Two in one
Electric and diesel muscle combine in hybrid systems that store energy, cut fuel usage and reduce operating costs. If you want to see the face of tomorrow’s powertrain, look at what’s on the road today.
In the near future, hybrid Class 8 trucks combining powerful motor-generators in the drivetrain and a new type of potent battery will make over-the-road trucks significantly more fuel-efficient than today’s models. The improved efficiency will emerge largely from the ability to store energy recovered during braking.
Fuel savings will come from generating power for in-cab hotel loads while the truck is running, or with the engine in an efficient, loaded, fast-idle operating mode, and storing it. This energy will provide the power needed to cool the cab and run onboard devices like refrigerators, televisions and microwaves via the batteries.

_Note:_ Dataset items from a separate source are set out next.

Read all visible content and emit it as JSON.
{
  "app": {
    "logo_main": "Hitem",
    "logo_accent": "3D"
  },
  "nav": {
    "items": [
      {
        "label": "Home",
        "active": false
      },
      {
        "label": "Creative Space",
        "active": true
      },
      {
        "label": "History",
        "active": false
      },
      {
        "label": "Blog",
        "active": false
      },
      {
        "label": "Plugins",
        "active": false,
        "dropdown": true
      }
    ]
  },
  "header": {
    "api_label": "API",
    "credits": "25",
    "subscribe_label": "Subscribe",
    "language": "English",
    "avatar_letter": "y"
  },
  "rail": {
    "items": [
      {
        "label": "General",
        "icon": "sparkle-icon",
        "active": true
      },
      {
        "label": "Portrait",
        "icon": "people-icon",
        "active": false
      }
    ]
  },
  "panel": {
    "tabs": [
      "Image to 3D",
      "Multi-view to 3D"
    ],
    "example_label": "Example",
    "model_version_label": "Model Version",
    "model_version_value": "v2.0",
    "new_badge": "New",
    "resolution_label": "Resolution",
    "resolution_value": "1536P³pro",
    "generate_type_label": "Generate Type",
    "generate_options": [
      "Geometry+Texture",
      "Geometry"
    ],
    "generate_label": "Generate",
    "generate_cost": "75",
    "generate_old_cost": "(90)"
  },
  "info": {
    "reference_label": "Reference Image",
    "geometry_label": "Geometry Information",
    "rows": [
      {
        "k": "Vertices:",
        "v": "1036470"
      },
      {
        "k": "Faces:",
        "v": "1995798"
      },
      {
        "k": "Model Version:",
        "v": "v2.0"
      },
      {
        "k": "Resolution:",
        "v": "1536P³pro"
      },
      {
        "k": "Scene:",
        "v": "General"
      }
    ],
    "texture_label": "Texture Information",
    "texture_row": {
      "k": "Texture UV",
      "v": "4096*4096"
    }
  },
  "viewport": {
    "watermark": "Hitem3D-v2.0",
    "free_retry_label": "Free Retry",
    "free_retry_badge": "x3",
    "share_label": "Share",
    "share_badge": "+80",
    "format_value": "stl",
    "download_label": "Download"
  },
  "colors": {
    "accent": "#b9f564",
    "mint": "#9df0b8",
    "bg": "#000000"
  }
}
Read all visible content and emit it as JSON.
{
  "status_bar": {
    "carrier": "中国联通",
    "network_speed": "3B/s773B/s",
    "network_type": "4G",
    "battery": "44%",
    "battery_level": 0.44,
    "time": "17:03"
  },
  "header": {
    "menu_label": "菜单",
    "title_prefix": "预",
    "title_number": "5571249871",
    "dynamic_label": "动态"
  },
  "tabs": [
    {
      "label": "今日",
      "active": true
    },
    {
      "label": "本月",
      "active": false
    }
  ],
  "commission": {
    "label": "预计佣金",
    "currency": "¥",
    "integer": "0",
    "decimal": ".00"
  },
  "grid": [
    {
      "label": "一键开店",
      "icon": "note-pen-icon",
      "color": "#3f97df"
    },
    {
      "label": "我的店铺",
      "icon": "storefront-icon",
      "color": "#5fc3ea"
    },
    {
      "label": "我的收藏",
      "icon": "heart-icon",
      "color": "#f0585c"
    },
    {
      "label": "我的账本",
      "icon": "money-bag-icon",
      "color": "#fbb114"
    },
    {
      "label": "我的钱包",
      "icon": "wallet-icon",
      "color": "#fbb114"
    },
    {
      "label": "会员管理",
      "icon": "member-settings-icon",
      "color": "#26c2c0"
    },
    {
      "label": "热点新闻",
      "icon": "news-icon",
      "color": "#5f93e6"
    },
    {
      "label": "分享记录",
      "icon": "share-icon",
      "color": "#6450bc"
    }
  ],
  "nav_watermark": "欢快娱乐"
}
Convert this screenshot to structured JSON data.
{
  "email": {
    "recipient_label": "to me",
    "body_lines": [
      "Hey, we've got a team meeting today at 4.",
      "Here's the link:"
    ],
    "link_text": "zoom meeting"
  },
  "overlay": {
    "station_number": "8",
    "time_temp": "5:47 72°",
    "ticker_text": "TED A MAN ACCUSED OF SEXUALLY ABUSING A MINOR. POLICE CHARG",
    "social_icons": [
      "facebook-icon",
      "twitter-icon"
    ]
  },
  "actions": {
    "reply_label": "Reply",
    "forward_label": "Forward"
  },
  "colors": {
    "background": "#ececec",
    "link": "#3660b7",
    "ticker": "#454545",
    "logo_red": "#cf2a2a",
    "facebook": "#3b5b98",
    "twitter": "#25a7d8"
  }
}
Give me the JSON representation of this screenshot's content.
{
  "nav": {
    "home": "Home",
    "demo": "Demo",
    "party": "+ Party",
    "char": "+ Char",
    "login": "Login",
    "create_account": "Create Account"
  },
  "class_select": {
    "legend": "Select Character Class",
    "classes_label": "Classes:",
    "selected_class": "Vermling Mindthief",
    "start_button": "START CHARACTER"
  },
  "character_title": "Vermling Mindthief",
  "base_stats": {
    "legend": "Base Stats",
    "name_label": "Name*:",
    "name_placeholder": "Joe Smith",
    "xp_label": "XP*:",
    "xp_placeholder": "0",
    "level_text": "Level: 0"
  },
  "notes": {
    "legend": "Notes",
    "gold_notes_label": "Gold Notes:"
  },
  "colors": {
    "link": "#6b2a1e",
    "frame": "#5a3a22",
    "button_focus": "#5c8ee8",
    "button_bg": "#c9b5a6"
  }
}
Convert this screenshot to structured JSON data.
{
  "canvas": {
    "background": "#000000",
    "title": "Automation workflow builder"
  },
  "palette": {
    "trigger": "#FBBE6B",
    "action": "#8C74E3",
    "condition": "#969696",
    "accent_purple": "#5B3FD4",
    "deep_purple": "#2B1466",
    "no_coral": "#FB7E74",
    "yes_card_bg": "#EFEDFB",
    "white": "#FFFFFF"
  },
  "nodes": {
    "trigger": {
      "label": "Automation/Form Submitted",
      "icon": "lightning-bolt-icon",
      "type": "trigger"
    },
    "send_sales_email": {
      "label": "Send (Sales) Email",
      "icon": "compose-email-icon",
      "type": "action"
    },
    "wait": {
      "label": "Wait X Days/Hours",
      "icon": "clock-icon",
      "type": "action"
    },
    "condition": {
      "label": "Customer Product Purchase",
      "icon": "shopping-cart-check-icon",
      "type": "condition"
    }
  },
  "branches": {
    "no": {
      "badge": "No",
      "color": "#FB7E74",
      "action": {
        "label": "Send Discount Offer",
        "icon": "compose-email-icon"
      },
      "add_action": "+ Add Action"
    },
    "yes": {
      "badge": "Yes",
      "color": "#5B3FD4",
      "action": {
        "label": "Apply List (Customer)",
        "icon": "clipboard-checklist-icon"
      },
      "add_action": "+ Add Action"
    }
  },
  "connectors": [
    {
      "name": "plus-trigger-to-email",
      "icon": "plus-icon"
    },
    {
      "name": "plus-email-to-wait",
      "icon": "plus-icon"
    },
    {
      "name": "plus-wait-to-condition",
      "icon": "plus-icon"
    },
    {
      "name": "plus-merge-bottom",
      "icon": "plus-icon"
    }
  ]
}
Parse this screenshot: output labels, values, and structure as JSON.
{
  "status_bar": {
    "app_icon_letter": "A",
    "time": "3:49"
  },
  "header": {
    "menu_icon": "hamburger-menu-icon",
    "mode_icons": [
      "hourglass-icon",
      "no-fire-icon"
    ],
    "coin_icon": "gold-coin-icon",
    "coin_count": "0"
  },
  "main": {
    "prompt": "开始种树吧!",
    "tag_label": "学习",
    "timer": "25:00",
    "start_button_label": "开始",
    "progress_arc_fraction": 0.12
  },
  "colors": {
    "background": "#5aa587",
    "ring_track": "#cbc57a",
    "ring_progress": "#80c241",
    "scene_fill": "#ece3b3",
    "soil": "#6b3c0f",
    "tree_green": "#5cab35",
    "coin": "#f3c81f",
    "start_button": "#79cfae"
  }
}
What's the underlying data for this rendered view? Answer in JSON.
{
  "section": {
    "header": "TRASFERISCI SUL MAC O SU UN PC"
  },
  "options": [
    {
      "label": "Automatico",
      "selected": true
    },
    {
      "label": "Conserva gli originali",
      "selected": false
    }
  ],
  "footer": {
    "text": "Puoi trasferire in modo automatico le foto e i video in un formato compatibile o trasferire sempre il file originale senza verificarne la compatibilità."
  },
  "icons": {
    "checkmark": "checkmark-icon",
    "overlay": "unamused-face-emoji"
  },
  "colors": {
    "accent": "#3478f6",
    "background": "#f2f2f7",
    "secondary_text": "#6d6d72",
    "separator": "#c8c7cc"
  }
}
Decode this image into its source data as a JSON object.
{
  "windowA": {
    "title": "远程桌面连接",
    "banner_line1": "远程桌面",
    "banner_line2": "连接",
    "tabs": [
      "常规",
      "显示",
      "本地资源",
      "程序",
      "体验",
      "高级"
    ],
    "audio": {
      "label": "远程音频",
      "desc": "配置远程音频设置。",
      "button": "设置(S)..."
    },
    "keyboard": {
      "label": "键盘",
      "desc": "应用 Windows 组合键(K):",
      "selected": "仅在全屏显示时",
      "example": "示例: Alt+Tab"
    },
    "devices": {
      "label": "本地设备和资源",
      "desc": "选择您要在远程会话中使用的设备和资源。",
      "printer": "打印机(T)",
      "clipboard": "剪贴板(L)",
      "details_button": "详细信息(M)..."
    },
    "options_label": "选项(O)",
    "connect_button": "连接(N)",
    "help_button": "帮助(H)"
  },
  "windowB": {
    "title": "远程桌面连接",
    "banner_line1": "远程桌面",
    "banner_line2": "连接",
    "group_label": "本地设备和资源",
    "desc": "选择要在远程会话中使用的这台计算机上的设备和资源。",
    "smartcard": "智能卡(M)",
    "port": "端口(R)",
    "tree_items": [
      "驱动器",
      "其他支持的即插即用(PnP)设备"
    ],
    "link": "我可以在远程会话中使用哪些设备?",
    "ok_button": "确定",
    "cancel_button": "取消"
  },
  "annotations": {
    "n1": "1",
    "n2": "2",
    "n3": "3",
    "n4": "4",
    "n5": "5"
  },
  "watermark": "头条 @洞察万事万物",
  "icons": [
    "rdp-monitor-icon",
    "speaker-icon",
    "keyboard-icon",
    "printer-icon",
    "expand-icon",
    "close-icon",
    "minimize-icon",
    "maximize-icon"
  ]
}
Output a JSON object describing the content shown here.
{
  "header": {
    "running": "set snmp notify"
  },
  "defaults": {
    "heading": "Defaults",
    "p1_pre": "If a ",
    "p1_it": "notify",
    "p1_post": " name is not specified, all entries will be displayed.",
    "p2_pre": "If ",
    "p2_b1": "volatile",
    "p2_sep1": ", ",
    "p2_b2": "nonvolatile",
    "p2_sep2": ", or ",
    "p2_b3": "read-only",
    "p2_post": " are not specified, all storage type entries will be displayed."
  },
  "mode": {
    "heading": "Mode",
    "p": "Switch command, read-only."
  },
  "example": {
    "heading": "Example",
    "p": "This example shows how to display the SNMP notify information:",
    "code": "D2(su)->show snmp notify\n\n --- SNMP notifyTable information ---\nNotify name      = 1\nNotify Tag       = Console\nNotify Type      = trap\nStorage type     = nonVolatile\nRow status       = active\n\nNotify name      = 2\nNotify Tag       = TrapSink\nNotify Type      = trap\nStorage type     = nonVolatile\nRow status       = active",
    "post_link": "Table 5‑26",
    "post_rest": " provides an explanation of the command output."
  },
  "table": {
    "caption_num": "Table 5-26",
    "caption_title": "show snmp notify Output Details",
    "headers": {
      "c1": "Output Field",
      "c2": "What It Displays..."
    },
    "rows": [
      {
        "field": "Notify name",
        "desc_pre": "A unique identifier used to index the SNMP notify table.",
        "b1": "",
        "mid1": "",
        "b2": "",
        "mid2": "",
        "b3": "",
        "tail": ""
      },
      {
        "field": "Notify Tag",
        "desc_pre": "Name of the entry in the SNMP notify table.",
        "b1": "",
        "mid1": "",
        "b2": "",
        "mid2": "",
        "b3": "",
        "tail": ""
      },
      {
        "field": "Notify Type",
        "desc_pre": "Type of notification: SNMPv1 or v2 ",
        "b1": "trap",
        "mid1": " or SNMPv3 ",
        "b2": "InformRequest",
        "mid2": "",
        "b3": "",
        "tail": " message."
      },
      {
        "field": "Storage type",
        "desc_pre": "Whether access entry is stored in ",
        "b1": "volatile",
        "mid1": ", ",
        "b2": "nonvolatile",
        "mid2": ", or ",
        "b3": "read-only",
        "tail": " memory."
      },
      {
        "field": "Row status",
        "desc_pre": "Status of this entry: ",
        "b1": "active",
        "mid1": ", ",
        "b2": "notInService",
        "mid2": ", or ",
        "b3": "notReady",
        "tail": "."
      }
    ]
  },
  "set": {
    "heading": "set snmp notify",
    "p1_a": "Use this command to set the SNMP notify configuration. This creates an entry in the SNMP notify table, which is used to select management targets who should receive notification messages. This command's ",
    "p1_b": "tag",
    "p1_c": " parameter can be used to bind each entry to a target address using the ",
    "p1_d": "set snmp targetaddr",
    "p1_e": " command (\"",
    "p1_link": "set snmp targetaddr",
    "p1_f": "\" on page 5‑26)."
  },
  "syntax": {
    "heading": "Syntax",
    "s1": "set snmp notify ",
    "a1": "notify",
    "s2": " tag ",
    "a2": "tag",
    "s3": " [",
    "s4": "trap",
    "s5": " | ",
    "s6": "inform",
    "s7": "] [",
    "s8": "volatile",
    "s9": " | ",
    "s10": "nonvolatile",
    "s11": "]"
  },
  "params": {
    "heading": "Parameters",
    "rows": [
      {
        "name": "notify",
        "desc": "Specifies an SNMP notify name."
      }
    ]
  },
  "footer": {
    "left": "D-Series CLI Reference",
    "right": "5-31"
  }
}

The process will reduce the need for idling and its harsh effect on engine oil. More savings will accrue from lower maintenance costs because hybrid systems help in easing the workload of high-maintenance clutches and foundation brakes.
Hybridization is likely to be a big fuel saver in all applications except cross-country routes, where minimal braking is needed.
Hybrids so far retain the standard service brake system. The traditional air brakes are necessary both because the hybrid braking effect works only through the drive wheels and because, at least at this stage of development, electric motors can’t create the abrupt, powerful stopping force needed for hard braking.
A lot of hybrids are already out there. Kenworth makes T270 Class 6 and T370 Class 7 diesel-electric hybrid trucks for use in pickup and delivery, utility and service applications. The Kenworth hybrids feature a Paccar PX-6 engine, integral transmission-mounted motor-generator and frame-mounted 340-volt battery pack. Peterbilt and Freightliner make similar medium-duty hybrids. International is selling a medium-duty truck and school bus parallel hybrid system, says Darren Gosbee, director of hybrid powertrain strategy and execution.
Even smaller engines can be combined with hybrid technology for additional fuel savings, practical because of hybrid systems’ ability to add torque and horsepower for acceleration and hill climbing. Kenworth says its goal is to enhance fuel economy by up to 30 percent in pickup and delivery applications and up to 50 percent in utility and service operations.
Two components that make hybrids practical today are direct-drive motor-generators and lithium-ion batteries. The motor generators are high-voltage alternating current devices with liquid cooling. AC motors are more efficient and powerful than the direct current motors used in starters. Liquid cooling allows a smaller, more compact and, therefore, more efficient device with shorter current paths.
Gosbee says medium-duty hybrids run at 300 to 350 volts, but may be introduced at up to 600 volts if the safety issues can be handled. That’s the same operating voltage estimated by Sharon Gunn, chief product manager of hybrid technology for Mack and Volvo, at the June Hybrid on the Hill event in Washington, D.C., organized to clue Congress into the technology’s value. Higher voltage means greater efficiency and increased power.
Bill Conn, Peterbilt’s manager of advanced concepts, says the truck maker will use the Eaton Corp. system that offers 310 lb.-ft. of torque and 60 hp from the electric motor. While that may not sound like much torque, Conn says, “With an electric motor, you get all this torque at zero rpm. Because of that fact, you can easily move an 80,000-pound vehicle with the motor.” This is true when the motor is driving through a 10-speed transmission used in Peterbilt hybrid prototypes.
Lithium-ion batteries are another key component. Gosbee says, “Hybrid energy is about recovering as much energy as possible and re-using it. Recovery is a significant way to save energy. But batteries will need to get smaller and lighter to store enough of this energy.”